Sąd wskazał, że zasadniczo jednorazowe odszkodowanie z tytułu wypadków przy pracy wypłacone przez ZUS nie podlega odliczeniu od zadośćuczynienia pieniężnego w przypadku, gdy obowiązek naprawy szkody dotyczy sprawcy, bądź bezpośrednio zobowiązanego. Jednakże w niniejszej sprawie ubezpieczyciel nie odpowiadał deliktowo, a na zasadzie kontraktu, umowy ubezpieczenia, i w granicach tejże odpowiedzialności kontraktowej. Zakres odpowiedzialności gwarancyjnej ubezpieczyciela wyznaczała zatem umowa, na podstawie której takiej gwarancji udzielił. Integralną część umowy stanowiły Ogólne Warunki Ubezpieczenia. Wynika z nich, że ubezpieczający zawarł umowę w wariancie II, z dodatkowymi klauzulami B, G oraz I. Zgodnie z „klauzulą B – odpowiedzialność pracodawcy” stanowiącą część Ogólnych Warunków Ubezpieczenia, zakres ochrony ubezpieczeniowej rozszerzał się o odpowiedzialność ubezpieczającego za szkody osobowe lub szkody rzeczowe powstałe w wyniku zdarzenia mającego cechy wypadku przy pracy, jakiemu ulegli pracownicy ubezpieczającego. Jednakże zgodnie z ust. 2 tej klauzuli (...) obowiązana była do wypłaty odszkodowania po pomniejszeniu wysokości szkody o kwotę świadczenia przysługującego poszkodowanemu z tytułu wypadku przy pracy na podstawie Ustawy o ubezpieczeniu społecznym z tytułu wypadków przy pracy i chorób zawodowych. Zdaniem więc Sądu pierwszej instancji zadośćuczynienie należne powódkom, którym takie odszkodowanie zostało wypłacone, powinno zostać pomniejszone o kwoty wypłacone przez ZUS. W rozpoznawanej sprawie nie było kwestionowane, że powódki E. P., J. P. (1), J. P. (2) i W. P. (1) otrzymały decyzjami z dnia 13 listopada 2019 r. od Zakładu Ubezpieczeń Społecznych jednorazowe odszkodowania w wysokości po 32 669 złotych na rzecz każdej z nich. W ich przypadku na należne im zadośćuczynienie konieczne było więc również zaliczenie otrzymanych przez nie od Zakładu Ubezpieczeń Społecznych kwot jednorazowego odszkodowania z tytułu śmierci Z. P. w wyniku wypadku przy pracy. Granicę odpowiedzialności strony pozwanej wobec powyższych powódek stanowią więc kwoty 87 301 zł (120 000 – 32 669). Kwestia ta nie dotyczy powódki K. P., która odszkodowania od ZUS nie otrzymała, wobec czego w jej przypadku odpowiedzialność strony pozwanej obejmuje kwotę 120 000 zł.
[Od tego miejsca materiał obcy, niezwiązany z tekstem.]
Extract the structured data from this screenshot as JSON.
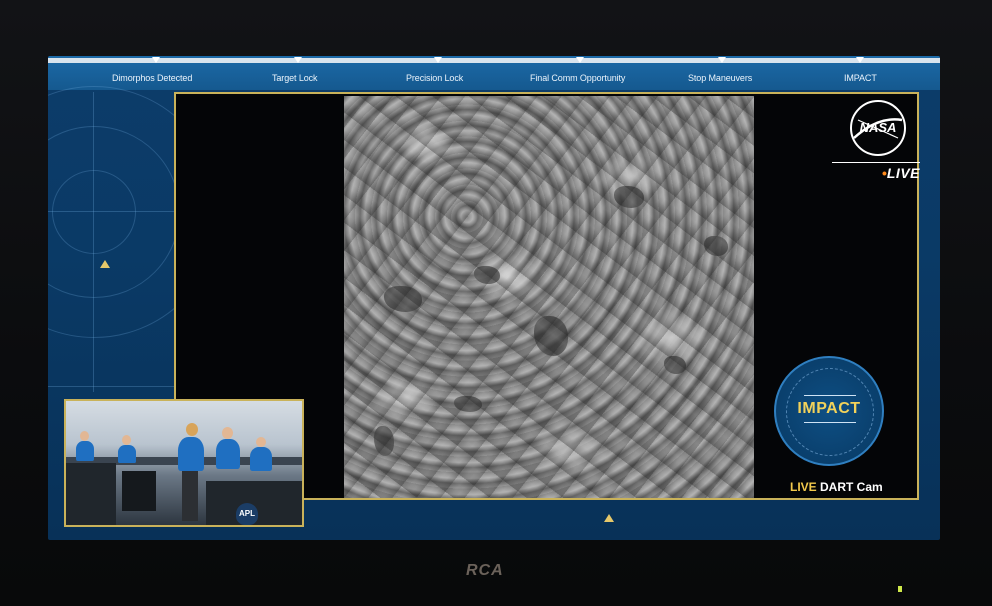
{
  "timeline": {
    "milestones": [
      {
        "label": "Dimorphos Detected"
      },
      {
        "label": "Target Lock"
      },
      {
        "label": "Precision Lock"
      },
      {
        "label": "Final Comm Opportunity"
      },
      {
        "label": "Stop Maneuvers"
      },
      {
        "label": "IMPACT"
      }
    ]
  },
  "overlay": {
    "logo_text": "NASA",
    "live_label": "LIVE",
    "impact_badge": "IMPACT",
    "caption_live": "LIVE",
    "caption_rest": "DART Cam"
  },
  "inset": {
    "badge_text": "APL"
  },
  "tv": {
    "brand": "RCA"
  },
  "colors": {
    "accent_gold": "#c9b25a",
    "impact_yellow": "#f2d25a",
    "live_orange": "#ff8a1a",
    "panel_blue": "#0a3a66"
  }
}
Sąd wyjaśnił, że z treści klauzuli B wynika jasno, że (...) obowiązana była do wypłaty odszkodowania po pomniejszeniu wysokości szkody o kwotę świadczenia przysługującego poszkodowanemu z tytułu wypadku przy pracy na podstawie ustawy o ubezpieczeniu społecznym z tytułu wypadków przy pracy i chorób zawodowych. Tym samym w ocenie Sądu błędna jest metodologia przyjmowana przez ubezpieczyciela, który najpierw pomniejsza wysokość szkody o stopień przyczynienia poszkodowanego, a następnie od takiej kwoty odejmuje świadczenie z ZUS. Skoro świadczenie z ZUS zgodnie z umową „pomniejsza wysokość szkody” (a nie np. „podlega odliczeniu od wypłacanego odszkodowania”) to należało wpierw ustalić bazową wysokość szkody, od niej odjąć świadczenie wypłacone przez ZUS, a następnie pozostałą do wypłaty kwotę pomniejszyć dopiero o stopień przyczynienia się poszkodowanego.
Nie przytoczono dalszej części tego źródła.